My mother spoke of Ohio like a lost paradise: in Ohio her grandmothers had made quilts and doted on her, let her play with the skin on the back of their hands. One of them had a farm and a chicken coop, where my mother ran to collect eggs in the morning. The time before her mother went crazy. Anytime my mother pointed out some beauty around us that looked established and grand—gold dusk light stretched across brick buildings with pillars, great trees—she named the beauty Ohio.

In California, Virginia would sit in the darkened living room drunk, smoking, the only visible thing the lit tip of her cigarette, waiting for her daughters to get home from school. My mother was only a little older then than I was now when Virginia aimed much of her spite and contempt at her—maybe because my mother, sensitive, artistic, and bright, reminded her most of herself. When my mother was twelve, Virginia accused her of playing the recorder only because it reminded her of a penis, and Virginia told the neighbors that my mother had sex with dogs.

When my mother met my father in high school, what impressed her most were his kind eyes, compared with her own mother’s eyes, which by then were hateful, dark sparks.

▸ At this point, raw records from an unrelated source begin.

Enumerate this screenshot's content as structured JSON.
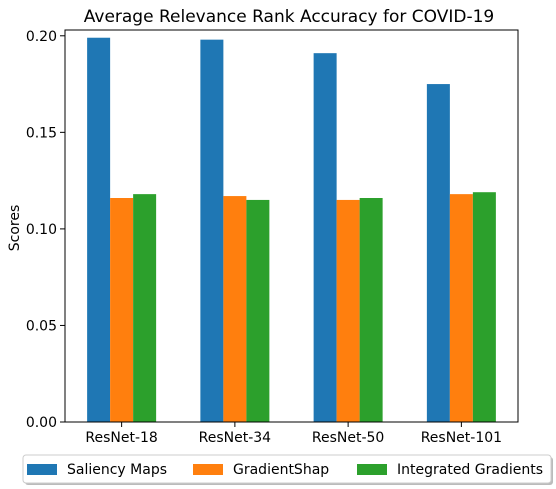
{
  "chart_data": {
    "type": "bar",
    "title": "Average Relevance Rank Accuracy for COVID-19",
    "xlabel": "",
    "ylabel": "Scores",
    "categories": [
      "ResNet-18",
      "ResNet-34",
      "ResNet-50",
      "ResNet-101"
    ],
    "series": [
      {
        "name": "Saliency Maps",
        "color": "#1f77b4",
        "values": [
          0.199,
          0.198,
          0.191,
          0.175
        ]
      },
      {
        "name": "GradientShap",
        "color": "#ff7f0e",
        "values": [
          0.116,
          0.117,
          0.115,
          0.118
        ]
      },
      {
        "name": "Integrated Gradients",
        "color": "#2ca02c",
        "values": [
          0.118,
          0.115,
          0.116,
          0.119
        ]
      }
    ],
    "ylim": [
      0,
      0.203
    ],
    "yticks": [
      0.0,
      0.05,
      0.1,
      0.15,
      0.2
    ],
    "ytick_labels": [
      "0.00",
      "0.05",
      "0.10",
      "0.15",
      "0.20"
    ],
    "grid": false,
    "legend_position": "bottom-center"
  }
}
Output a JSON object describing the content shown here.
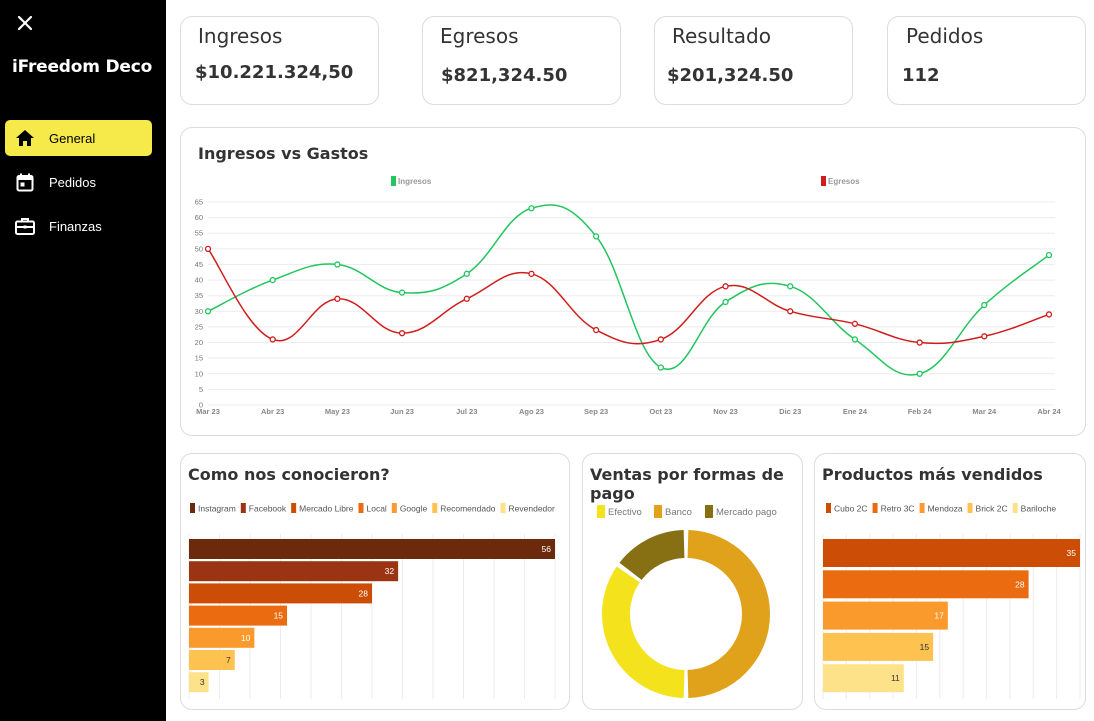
{
  "sidebar": {
    "brand": "iFreedom Deco",
    "items": [
      {
        "label": "General",
        "icon": "home-icon",
        "active": true
      },
      {
        "label": "Pedidos",
        "icon": "calendar-icon",
        "active": false
      },
      {
        "label": "Finanzas",
        "icon": "briefcase-icon",
        "active": false
      }
    ]
  },
  "kpis": [
    {
      "title": "Ingresos",
      "value": "$10.221.324,50"
    },
    {
      "title": "Egresos",
      "value": "$821,324.50"
    },
    {
      "title": "Resultado",
      "value": "$201,324.50"
    },
    {
      "title": "Pedidos",
      "value": "112"
    }
  ],
  "colors": {
    "ingresos": "#22c55e",
    "egresos": "#d01c1c",
    "active_nav": "#f5ea4a"
  },
  "chart_data": [
    {
      "type": "line",
      "title": "Ingresos vs Gastos",
      "categories": [
        "Mar 23",
        "Abr 23",
        "May 23",
        "Jun 23",
        "Jul 23",
        "Ago 23",
        "Sep 23",
        "Oct 23",
        "Nov 23",
        "Dic 23",
        "Ene 24",
        "Feb 24",
        "Mar 24",
        "Abr 24"
      ],
      "series": [
        {
          "name": "Ingresos",
          "color": "#22c55e",
          "values": [
            30,
            40,
            45,
            36,
            42,
            63,
            54,
            12,
            33,
            38,
            21,
            10,
            32,
            48
          ]
        },
        {
          "name": "Egresos",
          "color": "#d01c1c",
          "values": [
            50,
            21,
            34,
            23,
            34,
            42,
            24,
            21,
            38,
            30,
            26,
            20,
            22,
            29
          ]
        }
      ],
      "ylim": [
        0,
        65
      ],
      "yticks": [
        0,
        5,
        10,
        15,
        20,
        25,
        30,
        35,
        40,
        45,
        50,
        55,
        60,
        65
      ],
      "grid": true,
      "legend": "top"
    },
    {
      "type": "bar",
      "orientation": "horizontal",
      "title": "Como nos conocieron?",
      "categories": [
        "Instagram",
        "Facebook",
        "Mercado Libre",
        "Local",
        "Google",
        "Recomendado",
        "Revendedor"
      ],
      "values": [
        56,
        32,
        28,
        15,
        10,
        7,
        3
      ],
      "colors": [
        "#6b2a0c",
        "#9a3412",
        "#cc4d05",
        "#ea6b10",
        "#fb9a2c",
        "#fdc24f",
        "#fde28a"
      ],
      "label_colors": [
        "#ffffff",
        "#ffffff",
        "#ffffff",
        "#ffffff",
        "#ffffff",
        "#333333",
        "#333333"
      ],
      "xlim": [
        0,
        56
      ],
      "legend": "top"
    },
    {
      "type": "pie",
      "variant": "doughnut",
      "title": "Ventas por formas de pago",
      "categories": [
        "Efectivo",
        "Banco",
        "Mercado pago"
      ],
      "values": [
        35,
        50,
        15
      ],
      "colors": [
        "#f4e31c",
        "#e0a11b",
        "#877014"
      ],
      "legend": "top"
    },
    {
      "type": "bar",
      "orientation": "horizontal",
      "title": "Productos más vendidos",
      "categories": [
        "Cubo 2C",
        "Retro 3C",
        "Mendoza",
        "Brick 2C",
        "Bariloche"
      ],
      "values": [
        35,
        28,
        17,
        15,
        11
      ],
      "colors": [
        "#cc4d05",
        "#ea6b10",
        "#fb9a2c",
        "#fdc24f",
        "#fde28a"
      ],
      "label_colors": [
        "#ffffff",
        "#ffffff",
        "#ffffff",
        "#333333",
        "#333333"
      ],
      "xlim": [
        0,
        35
      ],
      "legend": "top"
    }
  ]
}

“The third time I visited Steve’s house in high school, his mother took me aside. She told me that in his first six months she was afraid she might lose him because his birth mother wanted him back, and she couldn’t allow herself to get close to him. At the time, I had no idea why she was telling me this,” my mother said. “I was just a high school student. It wasn’t like I thought I’d know him that long.”

She told the story as if it meant something, but I wasn’t sure what it meant.

They fell in love. My father wrote long notes to Virginia and left them on her front door, telling Virginia she was cruel, imploring her to stop being cruel to my mother. My father was my mother’s savior then, noticing her talent, beauty, and sensitivity, caring for her when her own mother was violent and insane. “You’re the most creative person I’ve ever met,” he told her.

My parents took LSD together. His first time, not hers. The drug took a while to kick in, she said, so you just waited around and then at some point you realized the world wasn’t normal anymore and the trip had started. The idea of my mother doing drugs made me squirm, but she said, “Don’t worry, Lisa. It was just a time—a different era.” She said he was terrified of making a fool of himself on drugs, and made her promise to tell him to snap out of it, in case he got weird. That was around the time my father told my mother he’d get famous and rich one day and lose himself in the world.

“What do you mean, ‘lose himself’?” I asked her. I pictured him confused in the middle of a crowd.

“I mean, lose his moral compass,” she said. “Trade his character, his soul, for power, for money, for worldly gain. Contort himself. Lose the connection to his soul.”

Beside the house where they lived together over the summer before he left for college was another bungalow with a couple of kids in their twenties from a rich family. They did a lot of drugs and sat around waiting for their parents to die so they could get their inheritance. This left a big impression on both of my parents, how people could waste their lives.